The tables row selector takes a string which describes the rows to be selected and compiles it into pseudo-code. It then evaluates the pseudo-code to build a data structure containing an array of row numbers. When the task accesses a row, the row number is mapped to the corresponding number in the data structure. Thus to the task the table looks like it only contains the rows selected by the expression.
The row selector expression is generated by a parser generated by yacc. The parser converts the expression into a binary tree. It then checks to see if the expression can be optimized by pre-evaluating row number range subexpressions. If the expression can be optimized, the parser walks the binary tree, evaluating the row number subexpressions and snipping them out of the tree. The modified tree is then converted into postorder pseudo-code. The result of the row number expression is stored as a set of row ranges. If there was no row number subexpression in the original expression, the row number range includes all the rows in the table.
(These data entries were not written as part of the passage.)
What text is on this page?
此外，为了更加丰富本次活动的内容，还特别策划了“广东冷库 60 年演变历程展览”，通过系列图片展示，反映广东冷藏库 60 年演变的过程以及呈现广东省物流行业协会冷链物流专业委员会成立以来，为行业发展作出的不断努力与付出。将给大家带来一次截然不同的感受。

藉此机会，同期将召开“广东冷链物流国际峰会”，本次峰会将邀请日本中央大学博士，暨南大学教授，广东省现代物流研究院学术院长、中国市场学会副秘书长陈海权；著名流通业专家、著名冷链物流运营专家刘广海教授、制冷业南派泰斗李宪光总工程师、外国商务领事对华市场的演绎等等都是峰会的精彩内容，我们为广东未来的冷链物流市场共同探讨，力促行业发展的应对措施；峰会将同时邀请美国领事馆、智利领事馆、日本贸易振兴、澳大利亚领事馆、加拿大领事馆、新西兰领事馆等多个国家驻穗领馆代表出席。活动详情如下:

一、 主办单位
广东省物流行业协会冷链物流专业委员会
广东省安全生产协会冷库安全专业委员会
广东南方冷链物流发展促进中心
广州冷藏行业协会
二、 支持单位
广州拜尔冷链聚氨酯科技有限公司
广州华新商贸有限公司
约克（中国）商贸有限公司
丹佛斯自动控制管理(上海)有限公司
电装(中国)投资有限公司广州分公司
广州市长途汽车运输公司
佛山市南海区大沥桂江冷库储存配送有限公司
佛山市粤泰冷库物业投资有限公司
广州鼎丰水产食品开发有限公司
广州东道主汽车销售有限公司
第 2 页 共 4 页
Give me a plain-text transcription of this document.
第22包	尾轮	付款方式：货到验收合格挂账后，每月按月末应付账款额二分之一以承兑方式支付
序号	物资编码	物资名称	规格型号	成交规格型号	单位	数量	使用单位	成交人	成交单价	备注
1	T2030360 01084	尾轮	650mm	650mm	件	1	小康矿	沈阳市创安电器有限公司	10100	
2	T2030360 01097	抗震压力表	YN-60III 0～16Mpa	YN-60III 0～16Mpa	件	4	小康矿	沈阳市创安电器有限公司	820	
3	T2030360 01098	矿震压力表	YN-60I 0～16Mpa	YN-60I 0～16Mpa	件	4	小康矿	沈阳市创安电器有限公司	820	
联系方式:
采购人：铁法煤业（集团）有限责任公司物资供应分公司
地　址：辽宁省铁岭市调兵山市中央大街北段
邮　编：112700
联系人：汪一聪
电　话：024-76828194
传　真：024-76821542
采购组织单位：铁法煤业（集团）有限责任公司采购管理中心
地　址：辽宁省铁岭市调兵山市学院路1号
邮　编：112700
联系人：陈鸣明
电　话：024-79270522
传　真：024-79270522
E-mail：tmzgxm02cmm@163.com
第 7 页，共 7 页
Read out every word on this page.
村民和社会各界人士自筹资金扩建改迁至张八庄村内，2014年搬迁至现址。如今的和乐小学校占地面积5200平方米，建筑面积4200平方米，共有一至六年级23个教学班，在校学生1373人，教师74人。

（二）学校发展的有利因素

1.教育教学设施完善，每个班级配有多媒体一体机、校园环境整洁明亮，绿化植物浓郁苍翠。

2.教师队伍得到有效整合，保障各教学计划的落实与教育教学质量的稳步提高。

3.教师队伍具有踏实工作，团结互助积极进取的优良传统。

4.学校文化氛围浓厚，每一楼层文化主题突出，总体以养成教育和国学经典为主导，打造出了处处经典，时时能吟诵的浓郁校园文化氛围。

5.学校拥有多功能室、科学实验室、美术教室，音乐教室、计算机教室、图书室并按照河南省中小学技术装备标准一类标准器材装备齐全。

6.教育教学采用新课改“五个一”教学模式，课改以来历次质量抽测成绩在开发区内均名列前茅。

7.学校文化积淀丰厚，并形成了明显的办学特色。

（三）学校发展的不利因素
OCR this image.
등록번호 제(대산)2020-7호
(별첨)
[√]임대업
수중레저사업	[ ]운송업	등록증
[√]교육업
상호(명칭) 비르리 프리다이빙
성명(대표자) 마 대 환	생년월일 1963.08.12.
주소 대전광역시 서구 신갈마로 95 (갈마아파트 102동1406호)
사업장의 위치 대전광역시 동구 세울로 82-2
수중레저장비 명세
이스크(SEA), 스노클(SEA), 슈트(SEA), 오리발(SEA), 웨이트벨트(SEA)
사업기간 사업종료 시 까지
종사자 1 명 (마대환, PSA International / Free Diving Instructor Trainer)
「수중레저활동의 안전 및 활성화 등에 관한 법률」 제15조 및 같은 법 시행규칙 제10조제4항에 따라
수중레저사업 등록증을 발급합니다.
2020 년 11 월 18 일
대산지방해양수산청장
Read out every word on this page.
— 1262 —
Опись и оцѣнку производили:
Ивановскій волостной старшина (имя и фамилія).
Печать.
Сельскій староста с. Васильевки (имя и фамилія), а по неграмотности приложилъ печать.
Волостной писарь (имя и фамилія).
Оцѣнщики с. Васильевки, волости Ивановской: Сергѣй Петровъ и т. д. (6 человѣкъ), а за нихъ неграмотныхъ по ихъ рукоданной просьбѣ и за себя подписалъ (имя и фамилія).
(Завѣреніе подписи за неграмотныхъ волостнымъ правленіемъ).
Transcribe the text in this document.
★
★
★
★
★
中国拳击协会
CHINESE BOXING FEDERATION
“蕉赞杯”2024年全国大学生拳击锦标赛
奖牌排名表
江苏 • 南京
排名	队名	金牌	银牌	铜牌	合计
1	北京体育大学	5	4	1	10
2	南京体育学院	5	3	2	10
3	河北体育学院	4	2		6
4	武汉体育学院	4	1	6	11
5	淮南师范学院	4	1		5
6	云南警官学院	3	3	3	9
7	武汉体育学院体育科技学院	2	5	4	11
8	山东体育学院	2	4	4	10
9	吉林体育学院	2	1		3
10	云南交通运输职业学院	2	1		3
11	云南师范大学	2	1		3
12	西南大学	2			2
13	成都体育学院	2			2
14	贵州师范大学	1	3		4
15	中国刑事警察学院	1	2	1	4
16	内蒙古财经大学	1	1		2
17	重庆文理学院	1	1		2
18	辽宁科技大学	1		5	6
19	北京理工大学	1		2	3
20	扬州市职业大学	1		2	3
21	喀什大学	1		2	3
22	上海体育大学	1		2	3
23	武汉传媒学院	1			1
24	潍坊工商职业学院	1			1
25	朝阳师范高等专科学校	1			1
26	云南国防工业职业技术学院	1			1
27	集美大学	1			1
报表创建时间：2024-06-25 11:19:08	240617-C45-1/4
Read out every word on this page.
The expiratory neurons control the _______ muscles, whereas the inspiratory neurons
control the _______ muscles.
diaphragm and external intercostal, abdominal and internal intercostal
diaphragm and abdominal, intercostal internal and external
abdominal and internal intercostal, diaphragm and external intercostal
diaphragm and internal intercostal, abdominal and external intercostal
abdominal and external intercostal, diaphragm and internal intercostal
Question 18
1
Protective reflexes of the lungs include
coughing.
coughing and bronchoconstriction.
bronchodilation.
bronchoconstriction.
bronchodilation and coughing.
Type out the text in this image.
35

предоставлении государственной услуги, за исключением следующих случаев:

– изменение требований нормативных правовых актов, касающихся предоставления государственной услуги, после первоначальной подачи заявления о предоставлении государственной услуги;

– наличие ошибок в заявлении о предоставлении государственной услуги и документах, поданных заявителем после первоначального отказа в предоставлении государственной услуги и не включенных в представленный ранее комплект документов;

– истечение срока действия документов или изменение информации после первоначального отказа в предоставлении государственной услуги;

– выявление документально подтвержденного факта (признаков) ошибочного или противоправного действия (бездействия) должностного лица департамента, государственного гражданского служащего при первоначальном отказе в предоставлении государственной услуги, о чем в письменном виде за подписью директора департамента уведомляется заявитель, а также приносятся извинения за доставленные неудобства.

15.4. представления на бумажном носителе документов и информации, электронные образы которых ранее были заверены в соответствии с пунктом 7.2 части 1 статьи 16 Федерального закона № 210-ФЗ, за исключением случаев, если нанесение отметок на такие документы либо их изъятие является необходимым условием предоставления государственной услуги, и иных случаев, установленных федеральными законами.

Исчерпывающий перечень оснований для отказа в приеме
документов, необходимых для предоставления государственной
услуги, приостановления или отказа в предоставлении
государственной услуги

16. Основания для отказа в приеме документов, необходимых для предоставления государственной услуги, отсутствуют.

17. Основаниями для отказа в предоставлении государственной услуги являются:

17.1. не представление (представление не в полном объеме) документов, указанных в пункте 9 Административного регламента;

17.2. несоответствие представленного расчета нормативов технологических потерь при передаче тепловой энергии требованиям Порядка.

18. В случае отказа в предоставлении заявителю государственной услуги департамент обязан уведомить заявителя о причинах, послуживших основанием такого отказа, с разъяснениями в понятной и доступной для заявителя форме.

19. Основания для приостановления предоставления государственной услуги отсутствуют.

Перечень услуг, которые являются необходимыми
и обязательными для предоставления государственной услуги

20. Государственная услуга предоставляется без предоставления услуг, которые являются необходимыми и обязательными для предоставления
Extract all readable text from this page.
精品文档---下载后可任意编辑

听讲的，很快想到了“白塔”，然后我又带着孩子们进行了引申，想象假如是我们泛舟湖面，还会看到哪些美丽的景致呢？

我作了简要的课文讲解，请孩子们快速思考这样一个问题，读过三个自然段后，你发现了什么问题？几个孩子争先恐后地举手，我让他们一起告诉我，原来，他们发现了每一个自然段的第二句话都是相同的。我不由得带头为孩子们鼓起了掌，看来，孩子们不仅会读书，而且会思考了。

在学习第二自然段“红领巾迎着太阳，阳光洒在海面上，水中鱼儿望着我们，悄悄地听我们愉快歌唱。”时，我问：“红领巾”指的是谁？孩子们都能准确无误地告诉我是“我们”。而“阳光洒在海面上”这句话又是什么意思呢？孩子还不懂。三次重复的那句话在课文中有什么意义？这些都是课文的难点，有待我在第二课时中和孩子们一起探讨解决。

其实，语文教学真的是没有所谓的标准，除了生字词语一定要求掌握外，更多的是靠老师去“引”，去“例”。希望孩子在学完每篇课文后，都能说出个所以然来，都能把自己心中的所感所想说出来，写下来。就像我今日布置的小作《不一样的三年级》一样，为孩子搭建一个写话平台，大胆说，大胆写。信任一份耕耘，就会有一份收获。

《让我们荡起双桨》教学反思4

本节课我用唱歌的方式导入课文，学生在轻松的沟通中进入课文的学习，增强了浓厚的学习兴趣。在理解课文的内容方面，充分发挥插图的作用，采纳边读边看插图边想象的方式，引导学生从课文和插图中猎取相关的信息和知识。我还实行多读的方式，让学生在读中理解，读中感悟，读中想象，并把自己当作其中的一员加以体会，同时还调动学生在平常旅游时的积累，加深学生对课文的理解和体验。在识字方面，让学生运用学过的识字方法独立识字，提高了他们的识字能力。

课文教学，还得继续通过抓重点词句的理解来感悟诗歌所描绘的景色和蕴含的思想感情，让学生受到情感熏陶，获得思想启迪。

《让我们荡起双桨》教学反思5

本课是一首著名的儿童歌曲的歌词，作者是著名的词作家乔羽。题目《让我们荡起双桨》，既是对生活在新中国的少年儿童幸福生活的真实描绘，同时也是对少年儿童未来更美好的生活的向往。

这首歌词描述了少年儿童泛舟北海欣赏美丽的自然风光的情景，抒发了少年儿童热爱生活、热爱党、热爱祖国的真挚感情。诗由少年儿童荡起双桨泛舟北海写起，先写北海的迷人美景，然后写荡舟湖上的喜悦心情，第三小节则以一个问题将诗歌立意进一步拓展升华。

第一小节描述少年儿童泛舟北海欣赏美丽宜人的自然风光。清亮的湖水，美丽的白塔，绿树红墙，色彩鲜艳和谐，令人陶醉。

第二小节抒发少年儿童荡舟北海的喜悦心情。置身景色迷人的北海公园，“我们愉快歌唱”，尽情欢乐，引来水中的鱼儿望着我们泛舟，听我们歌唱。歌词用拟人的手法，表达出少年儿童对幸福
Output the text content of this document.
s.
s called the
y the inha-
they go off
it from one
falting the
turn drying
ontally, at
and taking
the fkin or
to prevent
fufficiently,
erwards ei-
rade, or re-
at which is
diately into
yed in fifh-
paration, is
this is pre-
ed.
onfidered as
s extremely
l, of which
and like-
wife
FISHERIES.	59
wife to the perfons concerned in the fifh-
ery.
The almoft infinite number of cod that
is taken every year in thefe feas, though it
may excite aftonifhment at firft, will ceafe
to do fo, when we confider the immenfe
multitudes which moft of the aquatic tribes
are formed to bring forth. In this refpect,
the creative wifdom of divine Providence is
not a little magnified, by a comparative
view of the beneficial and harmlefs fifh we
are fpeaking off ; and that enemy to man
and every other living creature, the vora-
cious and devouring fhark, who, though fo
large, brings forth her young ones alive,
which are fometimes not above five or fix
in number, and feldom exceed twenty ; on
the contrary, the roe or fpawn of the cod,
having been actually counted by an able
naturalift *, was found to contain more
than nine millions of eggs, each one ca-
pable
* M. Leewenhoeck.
The expression is evaluated for a single row by first checking to see if the row number is in the set of row ranges. If not, the expression is false for that row. If it is, the pseudo-code is evaluated. The evaluator is implemented as a simple select statement in a loop. Values in the table columns are compared to the constants stored in the pseudo-code. The result of the comparison is pushed on a stack. At the end of the evaluation of the pseudo-code, only a single value remains on the stack, which is returned as the result of the evaluation.
Each pseudo-code instruction contains six fields: the operation field, the column field, the true and false jump fields, and the low and high value fields. Not every field is used in each instruction. If a field is not used it is set to zero. The operation field contains an integer code used to choose the branch of the select statement in the evaluator to execute. The column field contains the table column descriptor of the column operated on by the instruction. If set to zero, the row number is used in the operation instead. The jump fields contain the index of the next instruction to execute after the current instruction, depending on the result of the current operation. If the corresponding field is zero, the index is incremented by one instruction instead. The use of jump fields enables the expression evaluator to only compare values to a list until the first success or only check column values until the first failure, speeding up the evaluation of the expression. The value fields contain pointers into a string buffer containing the constant values used by the operation. Although all constants are stored as strings, the evaluator performs numeric as well as string comparisons. The type of comparison is encoded in the operation field.